Project Euler Problem 1

 Add all the natural numbers below one thousand that are multiples of 3 or 5.

If we list all the natural numbers below 10 that are multiples of 3 or 5, we get 3, 5, 6 and 9. The sum of these multiples is 23.

Find the sum of all the multiples of 3 or 5 below 1000.

Solution#

This problem calls for the sum of all natural numbers that are multiples of 3 or 5 below 1000. The smallest number which is a multiple of 3 or 5 is 3. So my starting number is 3. The terminating condition is also given in the problem as below 1000. Consider the following things while programming

1. Check whether the number is a multiple of 3.

2. Check if the number is multiple of 5 and not a multiple of 3.(This step is to avoid adding duplicate numbers).

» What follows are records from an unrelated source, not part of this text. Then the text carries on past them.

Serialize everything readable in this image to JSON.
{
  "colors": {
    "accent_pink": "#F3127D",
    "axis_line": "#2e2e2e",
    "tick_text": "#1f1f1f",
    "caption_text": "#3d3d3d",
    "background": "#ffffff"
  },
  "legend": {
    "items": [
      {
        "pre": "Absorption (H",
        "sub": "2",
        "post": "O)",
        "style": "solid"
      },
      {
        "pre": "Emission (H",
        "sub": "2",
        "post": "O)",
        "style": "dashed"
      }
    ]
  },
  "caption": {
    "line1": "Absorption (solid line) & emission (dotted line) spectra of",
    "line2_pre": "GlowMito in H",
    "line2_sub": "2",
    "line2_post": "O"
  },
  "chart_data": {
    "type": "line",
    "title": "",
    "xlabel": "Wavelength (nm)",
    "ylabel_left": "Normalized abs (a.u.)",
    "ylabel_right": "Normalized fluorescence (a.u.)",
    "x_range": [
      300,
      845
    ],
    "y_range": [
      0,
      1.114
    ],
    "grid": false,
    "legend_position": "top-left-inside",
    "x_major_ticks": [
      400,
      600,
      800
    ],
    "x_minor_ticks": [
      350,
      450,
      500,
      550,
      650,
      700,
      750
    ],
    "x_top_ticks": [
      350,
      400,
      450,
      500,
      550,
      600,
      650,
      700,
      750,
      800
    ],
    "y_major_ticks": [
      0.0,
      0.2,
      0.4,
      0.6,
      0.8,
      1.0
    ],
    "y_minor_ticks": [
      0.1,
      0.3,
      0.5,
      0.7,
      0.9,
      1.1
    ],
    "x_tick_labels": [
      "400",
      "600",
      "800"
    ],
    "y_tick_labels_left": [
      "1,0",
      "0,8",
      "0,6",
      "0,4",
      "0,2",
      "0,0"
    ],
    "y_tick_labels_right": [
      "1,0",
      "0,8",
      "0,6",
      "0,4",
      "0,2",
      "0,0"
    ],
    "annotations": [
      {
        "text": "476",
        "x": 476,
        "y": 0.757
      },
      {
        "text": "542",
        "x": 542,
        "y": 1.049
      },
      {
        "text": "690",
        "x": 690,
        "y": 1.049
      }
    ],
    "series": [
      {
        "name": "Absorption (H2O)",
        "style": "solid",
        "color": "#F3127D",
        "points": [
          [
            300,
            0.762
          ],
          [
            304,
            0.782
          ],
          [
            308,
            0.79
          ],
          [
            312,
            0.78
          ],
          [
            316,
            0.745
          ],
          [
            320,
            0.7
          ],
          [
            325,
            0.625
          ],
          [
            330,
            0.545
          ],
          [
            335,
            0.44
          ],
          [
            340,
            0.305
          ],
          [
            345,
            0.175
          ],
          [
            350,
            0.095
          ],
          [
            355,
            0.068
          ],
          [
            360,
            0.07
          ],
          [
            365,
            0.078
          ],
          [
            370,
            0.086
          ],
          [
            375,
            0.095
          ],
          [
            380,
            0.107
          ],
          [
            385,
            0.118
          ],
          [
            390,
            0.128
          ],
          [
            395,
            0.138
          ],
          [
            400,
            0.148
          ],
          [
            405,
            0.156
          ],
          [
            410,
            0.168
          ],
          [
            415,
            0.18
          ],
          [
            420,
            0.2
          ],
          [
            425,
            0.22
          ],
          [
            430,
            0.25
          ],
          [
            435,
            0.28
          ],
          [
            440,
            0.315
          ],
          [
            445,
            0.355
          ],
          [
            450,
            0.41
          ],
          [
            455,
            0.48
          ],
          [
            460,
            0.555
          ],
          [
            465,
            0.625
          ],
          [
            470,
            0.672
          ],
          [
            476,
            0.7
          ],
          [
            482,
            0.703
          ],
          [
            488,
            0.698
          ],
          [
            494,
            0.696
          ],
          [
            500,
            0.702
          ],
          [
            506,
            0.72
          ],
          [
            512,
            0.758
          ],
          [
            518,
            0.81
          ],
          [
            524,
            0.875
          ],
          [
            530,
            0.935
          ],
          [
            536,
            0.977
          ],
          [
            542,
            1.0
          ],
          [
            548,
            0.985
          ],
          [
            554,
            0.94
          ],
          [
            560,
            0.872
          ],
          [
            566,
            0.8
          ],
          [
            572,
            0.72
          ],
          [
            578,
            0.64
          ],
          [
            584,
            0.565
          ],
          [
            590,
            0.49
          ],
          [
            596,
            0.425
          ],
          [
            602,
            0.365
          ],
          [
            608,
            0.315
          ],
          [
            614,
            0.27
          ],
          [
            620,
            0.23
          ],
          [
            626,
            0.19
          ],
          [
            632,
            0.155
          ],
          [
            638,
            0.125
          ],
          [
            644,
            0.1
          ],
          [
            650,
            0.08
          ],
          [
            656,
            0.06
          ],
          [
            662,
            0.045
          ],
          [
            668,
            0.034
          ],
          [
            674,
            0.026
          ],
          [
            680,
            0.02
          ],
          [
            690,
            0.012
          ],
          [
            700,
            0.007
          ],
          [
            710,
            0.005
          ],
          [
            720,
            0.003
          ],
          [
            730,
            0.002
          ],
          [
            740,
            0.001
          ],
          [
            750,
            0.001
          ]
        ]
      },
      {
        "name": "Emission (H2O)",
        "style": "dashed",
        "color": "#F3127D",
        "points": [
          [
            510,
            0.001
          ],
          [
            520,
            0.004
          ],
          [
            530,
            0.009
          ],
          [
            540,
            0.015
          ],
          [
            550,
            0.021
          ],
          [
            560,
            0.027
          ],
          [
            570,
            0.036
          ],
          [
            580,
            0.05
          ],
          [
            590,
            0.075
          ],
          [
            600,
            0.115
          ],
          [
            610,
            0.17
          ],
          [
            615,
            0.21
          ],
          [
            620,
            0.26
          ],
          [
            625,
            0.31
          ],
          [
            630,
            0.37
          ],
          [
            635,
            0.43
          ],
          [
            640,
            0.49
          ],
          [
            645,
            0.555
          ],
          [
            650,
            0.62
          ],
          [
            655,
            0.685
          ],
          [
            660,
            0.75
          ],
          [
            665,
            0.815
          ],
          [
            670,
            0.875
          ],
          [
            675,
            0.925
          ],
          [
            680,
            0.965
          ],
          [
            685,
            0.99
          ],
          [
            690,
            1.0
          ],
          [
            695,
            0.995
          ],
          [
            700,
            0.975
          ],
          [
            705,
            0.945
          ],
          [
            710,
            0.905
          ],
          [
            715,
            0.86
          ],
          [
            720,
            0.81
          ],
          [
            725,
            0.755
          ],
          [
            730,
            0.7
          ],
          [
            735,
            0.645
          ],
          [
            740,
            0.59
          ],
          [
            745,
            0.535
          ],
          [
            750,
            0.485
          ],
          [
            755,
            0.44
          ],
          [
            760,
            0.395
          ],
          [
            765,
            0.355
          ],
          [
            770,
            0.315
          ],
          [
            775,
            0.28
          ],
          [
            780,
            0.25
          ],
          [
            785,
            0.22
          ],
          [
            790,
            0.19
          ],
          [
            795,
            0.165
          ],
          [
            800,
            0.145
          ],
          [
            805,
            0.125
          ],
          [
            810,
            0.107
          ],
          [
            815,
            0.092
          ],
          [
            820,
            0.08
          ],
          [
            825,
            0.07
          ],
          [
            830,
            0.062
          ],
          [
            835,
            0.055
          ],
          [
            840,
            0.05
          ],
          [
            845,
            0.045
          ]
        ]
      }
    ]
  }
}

Finding the sum of all multiples of 3 or 5 below 20.

Initially sum = 0

3 is the smallest number that is a multiple of 3 or 5.

Implementation

int main()
{
    int sum, number;
    sum = 0;
    for (number = 3; number < 1000; number++)
    {
        if ((number % 3) == 0)
            sum = sum + number;
        else if ((number % 5) == 0)
            sum = sum + number;
    }
    printf("sum :%d", sum);
    return 0;

}